There are too many boxes at the fruit stand for the owner
to close the protective fence. Some small-time vendors
have simply wrapped their goods in a tarp and left them on
the sidewalk all night long. These folks and others
have trusted in the goodness of their neighbors for yet another
night and come up winners. When was the last time you
saw a merchant in any American city of three and a half million
people do that?
I walk two blocks. The street to my right
holds a tiny traditional market. There are two butchers,
a bakery, a traditional cookie store, a shoe store, a small
supermarket, a grain store, a kitchenware store and several
fruit and vegetable stands which spill out onto the pavement.
You can go here to get your sesame seeds toasted or to have
some rice ground into flour. You can buy a pig head
or a cow tail. At first glance, I thought that the supermarket
was bound to do in the smaller merchants in the area.
However, it seems that the proprietors have, consciously or
not, worked out a system to coexist peacefully. The
supermarket has vegetables and meats, but not in varieties
or at prices that are going to put the neighbors out of business.
I walk by one of the pharmacies. There
is a long counter, which divides the shop into two parts:
a large section for the clerk, a small section for the customer.
Customers are not allowed to browse. They tell the pharmacist
what they want and he or she gets it for them, even Band-aids
and aspirin. It is like what I imagine the old-fashioned
country general stores once were. One way that pharmacists
have increased profits is selling what they call "power drinks".

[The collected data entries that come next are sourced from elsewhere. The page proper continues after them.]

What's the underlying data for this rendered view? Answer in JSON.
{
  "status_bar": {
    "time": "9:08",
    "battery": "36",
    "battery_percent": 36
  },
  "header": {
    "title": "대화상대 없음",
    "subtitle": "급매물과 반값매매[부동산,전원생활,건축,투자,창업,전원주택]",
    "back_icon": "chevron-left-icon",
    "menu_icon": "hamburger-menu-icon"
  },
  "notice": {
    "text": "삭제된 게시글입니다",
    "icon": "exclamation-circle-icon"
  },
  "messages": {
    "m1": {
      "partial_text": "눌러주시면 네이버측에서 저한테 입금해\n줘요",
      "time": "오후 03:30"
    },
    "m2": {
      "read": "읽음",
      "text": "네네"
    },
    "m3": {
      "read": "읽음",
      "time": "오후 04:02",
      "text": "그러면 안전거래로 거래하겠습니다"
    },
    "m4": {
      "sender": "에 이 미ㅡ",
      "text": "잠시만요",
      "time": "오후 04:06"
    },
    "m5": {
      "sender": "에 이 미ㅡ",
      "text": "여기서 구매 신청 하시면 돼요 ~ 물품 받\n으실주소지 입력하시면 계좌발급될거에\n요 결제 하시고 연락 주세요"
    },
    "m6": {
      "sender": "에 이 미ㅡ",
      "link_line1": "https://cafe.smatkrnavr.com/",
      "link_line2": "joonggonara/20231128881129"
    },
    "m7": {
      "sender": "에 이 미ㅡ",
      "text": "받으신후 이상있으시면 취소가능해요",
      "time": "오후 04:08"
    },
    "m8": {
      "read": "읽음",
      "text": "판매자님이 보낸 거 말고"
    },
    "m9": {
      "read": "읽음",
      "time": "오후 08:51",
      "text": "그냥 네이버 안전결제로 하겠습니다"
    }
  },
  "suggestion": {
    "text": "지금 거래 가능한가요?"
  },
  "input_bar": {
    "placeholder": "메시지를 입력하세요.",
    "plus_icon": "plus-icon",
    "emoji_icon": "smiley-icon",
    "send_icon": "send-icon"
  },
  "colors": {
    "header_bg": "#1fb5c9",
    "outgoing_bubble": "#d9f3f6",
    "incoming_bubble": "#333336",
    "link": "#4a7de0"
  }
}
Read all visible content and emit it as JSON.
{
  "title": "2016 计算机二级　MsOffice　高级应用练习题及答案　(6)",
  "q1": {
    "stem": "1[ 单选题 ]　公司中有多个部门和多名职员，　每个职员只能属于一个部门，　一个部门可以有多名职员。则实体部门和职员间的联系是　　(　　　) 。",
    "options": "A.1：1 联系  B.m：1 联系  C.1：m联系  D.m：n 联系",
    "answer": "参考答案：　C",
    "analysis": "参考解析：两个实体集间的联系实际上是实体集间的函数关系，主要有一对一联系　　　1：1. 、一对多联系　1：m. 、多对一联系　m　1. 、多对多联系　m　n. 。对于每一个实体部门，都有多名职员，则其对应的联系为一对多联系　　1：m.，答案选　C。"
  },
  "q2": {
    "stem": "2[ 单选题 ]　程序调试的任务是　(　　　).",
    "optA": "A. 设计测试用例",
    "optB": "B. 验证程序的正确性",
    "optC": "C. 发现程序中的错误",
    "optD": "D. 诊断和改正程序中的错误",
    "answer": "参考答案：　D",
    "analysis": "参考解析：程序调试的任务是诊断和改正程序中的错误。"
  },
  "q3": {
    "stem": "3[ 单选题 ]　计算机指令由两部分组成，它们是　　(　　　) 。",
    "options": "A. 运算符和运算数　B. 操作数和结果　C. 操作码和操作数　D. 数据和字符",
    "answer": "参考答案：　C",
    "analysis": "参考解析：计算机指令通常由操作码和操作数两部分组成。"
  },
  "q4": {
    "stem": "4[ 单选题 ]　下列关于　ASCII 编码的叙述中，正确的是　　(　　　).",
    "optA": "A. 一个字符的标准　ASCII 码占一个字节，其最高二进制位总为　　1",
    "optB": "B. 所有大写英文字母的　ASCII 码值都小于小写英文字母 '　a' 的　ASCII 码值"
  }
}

In my opinion, they trick hung-over and overworked middle
aged men into drinking a combination of sugar, water, nicotine,
caffeine, vitamin B and perhaps the extract of a dried mushroom.
Apparently they get the jolt they expect because they keep
going back for more.
I walk past a woman cleaning a coffee vending
machine. Coffee has replaced tea as the hot drink of
choice. Apparently some college student or an older
man at a company party drank too much alcohol last night.
He left his evening meal partially digested by a telephone
pole. Not an uncommon sight in either residential districts
or the city's hopping nightspots.
I walk past a Tae Kwon Do gym on my right and
the neighborhood police station on my left. There are
usually three or four old or handicapped men sitting on the
bench in front of the police station chatting and playing
with their canes. The morning of February 18th is a
bit cool for socializing; there is only one person there,
an older man I do not recognize. He is not a regular.
He is smoking a cigarette and has a blue surgeon's mask hanging
from his left ear.
Next to the police station is the neighborhood
playground. It has a slide, some swings, a merry-go-round
and a jungle gym. The ground is covered with sand, and
a few short trees line the side adjacent to the bus stop.
There are also a few waist-high stone planters. In the
summer, the city fills them with flowers. In the winter
they contain a hardy, colorful plant which looks like a blue
and purple cabbage. Apparently those three cold days
in January were too much even for the stout cabbage. The cabbages
are keeled over and emitting a last gasp.